Most practicing radiologists can think of an occasion when something they intuitively and absolutely knew to be true turned out, upon close and rigorous inspection, not to be true.
Most practicing radiologists can think of an occasion when something they intuitively and absolutely knew to be true turned out, upon close and rigorous inspection, not to be true. A new tool being adopted in radiology-data mining of radiology reports, images, and overall practice patterns-promises to create many more such moments. Applied widely, this tool could dislodge a lot of old shibboleths and improve the quality of patient care.
An example of how this could happen appears in a special report in the March issue of Radiology, "Does radiologist recommendation for follow-up with the same imaging modality contribute substantially to high-cost imaging volume?" (Radiology 2007;242:857-864). In the report, researchers from Massachusetts General Hospital use data mining techniques to probe more than 2.9 million reports with a prior examination of the same type within seven months. They found that nearly one-third of high-cost imaging exams are repeat exams of the same patient. But they also found that only 8% of these high-cost exams are recommended by the radiologist in the original report.
Further, the Mass General study team found that the majority of the repeat exams are for outpatients undergoing cancer treatment and neurosurgical inpatients. They suggest, logically, that a $350 CT scan is a small price to pay to assure that a $100,000 chemotherapy regimen is working and that using repeat CT scans to monitor intracranial surgery can expedite treatment decisions and minimize hospital bed time.
At a time when high-cost imaging is under a microscope, information such as this can have a game-changing impact on the terms of the debate. Perhaps those second sets of images "self-referred" by radiologists are not all that common, and second imaging studies in general may make a lot more sense than people realize.
But the ramifications needn't end there. Another consequence of gathering this type of information is that everyone gets a better understanding of practice patterns that may or may not make sense. The Mass General study notes that oncologists, neurologists, and neurosurgeons at the facility have, as a result of the analysis, begun to review their exam-ordering practices. Their goal is to arrive at recommendations for imaging in the context of the entire clinical scenario.
In this setting, new understandings provided by data mining open the door for improvements in the quality of care. Mass General researchers note that, nationally, authors of chemotherapy regimens and algorithms for management of intracranial injury can develop guidelines for the frequency of imaging studies that consider their contribution to overall healthcare costs.
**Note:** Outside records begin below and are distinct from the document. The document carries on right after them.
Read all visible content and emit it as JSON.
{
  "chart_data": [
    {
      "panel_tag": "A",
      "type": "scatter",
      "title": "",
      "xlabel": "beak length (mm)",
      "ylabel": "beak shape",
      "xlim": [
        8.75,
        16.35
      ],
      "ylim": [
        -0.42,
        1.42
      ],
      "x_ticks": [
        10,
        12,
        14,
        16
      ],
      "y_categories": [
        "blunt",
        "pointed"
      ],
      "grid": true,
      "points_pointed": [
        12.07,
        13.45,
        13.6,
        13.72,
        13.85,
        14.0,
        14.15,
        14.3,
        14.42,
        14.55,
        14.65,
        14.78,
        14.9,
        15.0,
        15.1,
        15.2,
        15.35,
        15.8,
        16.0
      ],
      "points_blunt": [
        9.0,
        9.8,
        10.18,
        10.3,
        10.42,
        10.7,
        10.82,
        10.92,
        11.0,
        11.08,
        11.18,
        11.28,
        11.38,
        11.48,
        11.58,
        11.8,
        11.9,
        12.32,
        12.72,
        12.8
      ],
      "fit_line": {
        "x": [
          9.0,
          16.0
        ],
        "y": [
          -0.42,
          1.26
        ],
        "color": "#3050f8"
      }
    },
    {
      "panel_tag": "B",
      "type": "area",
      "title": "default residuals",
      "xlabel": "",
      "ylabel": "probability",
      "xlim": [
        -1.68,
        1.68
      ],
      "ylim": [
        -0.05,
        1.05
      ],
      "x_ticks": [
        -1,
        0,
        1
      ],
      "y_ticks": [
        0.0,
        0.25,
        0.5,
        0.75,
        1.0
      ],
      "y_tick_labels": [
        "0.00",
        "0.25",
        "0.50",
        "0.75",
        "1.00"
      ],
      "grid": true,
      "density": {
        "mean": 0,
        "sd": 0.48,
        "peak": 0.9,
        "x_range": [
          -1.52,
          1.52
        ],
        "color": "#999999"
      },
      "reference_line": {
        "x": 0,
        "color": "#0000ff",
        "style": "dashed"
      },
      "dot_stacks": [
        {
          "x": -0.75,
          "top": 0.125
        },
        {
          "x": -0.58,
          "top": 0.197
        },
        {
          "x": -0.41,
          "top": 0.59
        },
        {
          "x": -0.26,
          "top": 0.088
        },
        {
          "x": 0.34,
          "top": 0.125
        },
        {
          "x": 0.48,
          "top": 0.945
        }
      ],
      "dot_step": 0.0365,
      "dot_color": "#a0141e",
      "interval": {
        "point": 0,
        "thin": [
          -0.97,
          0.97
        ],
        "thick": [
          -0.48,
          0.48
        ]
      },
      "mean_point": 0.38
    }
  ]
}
A key to making this happen is the availability of digitized radiology reports, IT skills, and a program developed at Mass General called Leximer, a computer algorithm that allows computerized searches to draw out context-sensitive findings from unstructured radiology reports.
We've seen data mining efforts in medicine in the past based on large databases from Medicare and other sources. But these have been limited generally to broad business and practice questions, such as who is billing Medicare for angiography procedures. What's different here is that the data mining has moved into the area of clinical information derived from the radiology report.
Now we'll be able to look at questions like what types of scans yield positive findings. It makes possible a closer and more targeted look at large data sets to help decide what clinical practices and settings generate the best results.
Eventually, we can anticipate that this approach will move well beyond academic settings to private practice and multi-institutional reviews. It could bring in other medical data besides radiology reports. As that happens, we can look for significant improvements in the quality of radiology and, as a consequence, medical practice.